Question

problem 4: a hunter shoots at a deer and misses. the initial speed of the bullet is $v_0 = 200 m/s$, and it is moving initially in the horizontal direction. the initial height of the bullet is $h = 1.5 m$. find the horizontal distance the bullet travelled. start with the equations for constant acceleration.

Explanation:

Step1: Analyze vertical motion

The bullet is in free - fall in the vertical direction. The initial vertical velocity $v_{0y}=0\ m/s$, the acceleration $a = g= 9.8\ m/s^{2}$, and the vertical displacement $y - y_{0}=-h=- 1.5\ m$. Using the equation $y - y_{0}=v_{0y}t+\frac{1}{2}at^{2}$, substituting the values we get $-h = 0\times t-\frac{1}{2}gt^{2}$.

Step2: Solve for time $t$

From $-h=-\frac{1}{2}gt^{2}$, we can solve for $t$. Rearranging the equation gives $t=\sqrt{\frac{2h}{g}}$. Substituting $h = 1.5\ m$ and $g = 9.8\ m/s^{2}$, we have $t=\sqrt{\frac{2\times1.5}{9.8}}\ s$.

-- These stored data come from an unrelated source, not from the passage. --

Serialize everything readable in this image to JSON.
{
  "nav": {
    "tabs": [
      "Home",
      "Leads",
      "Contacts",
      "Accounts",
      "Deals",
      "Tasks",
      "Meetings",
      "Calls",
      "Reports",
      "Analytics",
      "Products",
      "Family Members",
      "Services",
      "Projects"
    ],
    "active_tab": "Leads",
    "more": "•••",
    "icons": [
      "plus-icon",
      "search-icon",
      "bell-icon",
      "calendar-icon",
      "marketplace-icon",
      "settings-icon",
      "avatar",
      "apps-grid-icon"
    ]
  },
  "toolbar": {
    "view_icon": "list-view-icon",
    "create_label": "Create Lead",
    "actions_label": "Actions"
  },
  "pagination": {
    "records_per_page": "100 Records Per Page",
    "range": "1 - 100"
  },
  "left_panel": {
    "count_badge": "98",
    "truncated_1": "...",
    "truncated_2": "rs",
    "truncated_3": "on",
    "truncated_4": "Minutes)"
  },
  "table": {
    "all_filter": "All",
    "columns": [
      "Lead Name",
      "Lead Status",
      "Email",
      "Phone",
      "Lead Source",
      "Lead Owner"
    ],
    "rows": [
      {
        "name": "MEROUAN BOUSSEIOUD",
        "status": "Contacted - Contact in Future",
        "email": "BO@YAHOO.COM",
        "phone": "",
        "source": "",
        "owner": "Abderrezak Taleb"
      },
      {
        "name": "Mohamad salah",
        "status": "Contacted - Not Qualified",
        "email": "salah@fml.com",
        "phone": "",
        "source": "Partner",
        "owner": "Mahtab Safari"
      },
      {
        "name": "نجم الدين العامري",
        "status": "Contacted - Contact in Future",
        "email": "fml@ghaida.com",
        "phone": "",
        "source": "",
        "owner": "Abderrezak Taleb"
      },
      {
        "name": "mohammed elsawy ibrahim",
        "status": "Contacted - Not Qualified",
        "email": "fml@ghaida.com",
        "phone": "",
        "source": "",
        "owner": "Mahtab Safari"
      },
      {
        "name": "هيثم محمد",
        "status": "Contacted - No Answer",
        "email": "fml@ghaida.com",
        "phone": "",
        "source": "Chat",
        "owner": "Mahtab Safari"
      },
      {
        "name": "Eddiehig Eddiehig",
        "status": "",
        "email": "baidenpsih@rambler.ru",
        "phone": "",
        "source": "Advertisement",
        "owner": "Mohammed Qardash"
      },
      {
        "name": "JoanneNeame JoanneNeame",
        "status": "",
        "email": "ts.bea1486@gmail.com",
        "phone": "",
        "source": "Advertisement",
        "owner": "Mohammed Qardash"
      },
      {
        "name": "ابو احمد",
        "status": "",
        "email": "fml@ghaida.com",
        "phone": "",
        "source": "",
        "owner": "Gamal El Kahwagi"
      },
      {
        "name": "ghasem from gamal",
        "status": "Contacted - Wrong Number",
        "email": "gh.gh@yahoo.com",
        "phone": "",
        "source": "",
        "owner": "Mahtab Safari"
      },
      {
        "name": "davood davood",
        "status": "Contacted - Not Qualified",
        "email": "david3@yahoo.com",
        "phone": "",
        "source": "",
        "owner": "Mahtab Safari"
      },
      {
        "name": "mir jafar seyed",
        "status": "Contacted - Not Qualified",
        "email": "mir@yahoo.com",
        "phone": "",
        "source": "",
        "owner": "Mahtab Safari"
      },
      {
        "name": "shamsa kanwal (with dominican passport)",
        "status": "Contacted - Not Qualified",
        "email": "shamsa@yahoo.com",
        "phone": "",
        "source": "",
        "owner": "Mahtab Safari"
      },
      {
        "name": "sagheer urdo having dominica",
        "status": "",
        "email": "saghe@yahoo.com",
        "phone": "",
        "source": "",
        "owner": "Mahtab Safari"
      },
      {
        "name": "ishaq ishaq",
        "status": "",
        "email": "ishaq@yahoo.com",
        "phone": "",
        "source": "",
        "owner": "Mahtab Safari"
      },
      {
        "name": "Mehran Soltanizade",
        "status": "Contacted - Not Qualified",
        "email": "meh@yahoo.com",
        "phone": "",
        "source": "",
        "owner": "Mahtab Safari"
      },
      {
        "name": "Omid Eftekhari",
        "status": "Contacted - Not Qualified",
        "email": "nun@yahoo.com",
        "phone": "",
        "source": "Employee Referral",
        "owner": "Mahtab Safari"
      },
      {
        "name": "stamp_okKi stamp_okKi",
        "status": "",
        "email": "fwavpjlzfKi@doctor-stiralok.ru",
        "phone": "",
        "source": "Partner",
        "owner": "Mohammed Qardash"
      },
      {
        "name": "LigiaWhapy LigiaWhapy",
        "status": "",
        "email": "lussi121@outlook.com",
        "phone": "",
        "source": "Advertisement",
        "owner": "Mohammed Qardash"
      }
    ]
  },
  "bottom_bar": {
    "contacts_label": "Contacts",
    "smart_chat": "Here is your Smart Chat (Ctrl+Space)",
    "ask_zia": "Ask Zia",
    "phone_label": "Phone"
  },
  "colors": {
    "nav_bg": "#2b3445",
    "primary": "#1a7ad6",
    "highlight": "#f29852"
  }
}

Step3: Analyze horizontal motion

In the horizontal direction, there is no acceleration ($a_x = 0$), and the initial horizontal velocity $v_{0x}=v_0 = 200\ m/s$. The horizontal displacement $x$ is given by the equation $x = v_{0x}t$. Substitute $v_{0x}=200\ m/s$ and $t=\sqrt{\frac{2\times1.5}{9.8}}\ s$ into the equation.

Answer:

First, calculate $t=\sqrt{\frac{2\times1.5}{9.8}}\approx\sqrt{\frac{3}{9.8}}\approx0.553\ s$. Then, $x = v_{0x}t=200\times0.553 = 110.6\ m$. So the horizontal distance the bullet travelled is approximately $110.6\ m$.